Впрочем, к его приезду Хлебников стал чувствовать себя лучше, приступы меланхолии случались реже, сознание прояснялось. В такие минуты Василий Михайлович всеми силами старался ободрить его.
— Ваша хандра, Андрей Ильич, — говорил он, — пройдет, как только мы вступим на борт нашей «Дианы». Мы с вами совершим еще не один поход во славу нашего российского военного флота!
Слова эти доходили до помрачненного сознания молодого офицера, и он радовался и порою громко смеялся.
Один Мур становился все мрачнее и угрюмее.
Вскоре Василия Михайловича вместе с Муром вызвали в губернаторский замок, где два первых чиновника объявили пленникам, что гимниягам велено составить письмо к начальникам русских судов, если они придут к японским берегам.
Тут же гимнияги показали это письмо, прося сказать, хорошо ли оно составлено.
Головнин нашел, что письмо составлено весьма основательно и что такой шаг может избавить как русских, так и японцев от бесполезного кровопролития.
При этом Василий Михайлович заверил японцев, что русские власти, без сомнения, дадут удовлетворительный ответ на такое письмо и изложат свое отношение к поступку Хвостова, если того так уже желают японские правители.
— Желают, желают, — поспешили подтвердить чиновники, все разом кивая головами.
С письмом решено было отправить на корабль двух русских матросов, каких только назначит Головнин.
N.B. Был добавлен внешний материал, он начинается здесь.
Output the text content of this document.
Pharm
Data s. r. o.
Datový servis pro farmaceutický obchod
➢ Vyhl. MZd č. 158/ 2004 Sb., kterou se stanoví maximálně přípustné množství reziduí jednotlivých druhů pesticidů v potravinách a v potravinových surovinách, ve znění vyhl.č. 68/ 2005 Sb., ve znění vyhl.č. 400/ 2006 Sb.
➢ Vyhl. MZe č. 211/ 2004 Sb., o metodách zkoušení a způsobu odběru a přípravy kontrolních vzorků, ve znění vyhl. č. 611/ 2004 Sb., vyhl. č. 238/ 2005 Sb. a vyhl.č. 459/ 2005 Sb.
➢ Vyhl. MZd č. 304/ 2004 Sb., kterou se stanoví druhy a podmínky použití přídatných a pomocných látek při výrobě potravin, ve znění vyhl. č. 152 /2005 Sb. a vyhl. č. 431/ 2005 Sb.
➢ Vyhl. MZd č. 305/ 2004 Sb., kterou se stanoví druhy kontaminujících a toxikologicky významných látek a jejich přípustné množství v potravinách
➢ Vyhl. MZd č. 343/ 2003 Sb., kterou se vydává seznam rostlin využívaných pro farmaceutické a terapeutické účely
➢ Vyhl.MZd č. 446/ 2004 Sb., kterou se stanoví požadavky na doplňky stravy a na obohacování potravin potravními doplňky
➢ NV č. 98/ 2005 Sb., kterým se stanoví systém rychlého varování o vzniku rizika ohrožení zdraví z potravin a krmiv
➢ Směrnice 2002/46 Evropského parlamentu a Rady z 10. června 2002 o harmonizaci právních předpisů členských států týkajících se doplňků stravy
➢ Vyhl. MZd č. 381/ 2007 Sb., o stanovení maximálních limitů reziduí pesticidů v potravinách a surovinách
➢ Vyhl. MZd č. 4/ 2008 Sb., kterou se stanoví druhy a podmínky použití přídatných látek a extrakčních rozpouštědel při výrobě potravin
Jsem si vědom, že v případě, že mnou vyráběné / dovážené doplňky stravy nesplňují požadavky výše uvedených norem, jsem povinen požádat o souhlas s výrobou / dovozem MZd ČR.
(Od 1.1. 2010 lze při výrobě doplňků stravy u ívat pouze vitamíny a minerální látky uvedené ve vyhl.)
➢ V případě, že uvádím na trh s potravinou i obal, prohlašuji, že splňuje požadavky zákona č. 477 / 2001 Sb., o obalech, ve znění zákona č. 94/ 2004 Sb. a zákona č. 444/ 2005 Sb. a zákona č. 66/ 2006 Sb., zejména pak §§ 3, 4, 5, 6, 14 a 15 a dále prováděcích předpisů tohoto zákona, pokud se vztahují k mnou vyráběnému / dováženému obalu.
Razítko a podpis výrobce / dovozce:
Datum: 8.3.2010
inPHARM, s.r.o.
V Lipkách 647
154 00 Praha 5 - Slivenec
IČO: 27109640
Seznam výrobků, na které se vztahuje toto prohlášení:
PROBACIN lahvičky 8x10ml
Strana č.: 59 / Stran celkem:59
Эту мысль Василий Михайлович тоже одобрил и стал просить, чтобы ему и Муру было разрешено послать с такой оказией хоть небольшие записки. На этот раз японцы согласились, но заявили, что записочки должны быть возможно короче и написаны немедленно, ибо их необходимо послать на просмотр в столицу.
Василий Михайлович и Мур, возвратившись в оксио, тотчас же приступили к переводу японского письма на русский язык. Для этого Муру и Алексею было разрешено каждый день ходить к Головнину.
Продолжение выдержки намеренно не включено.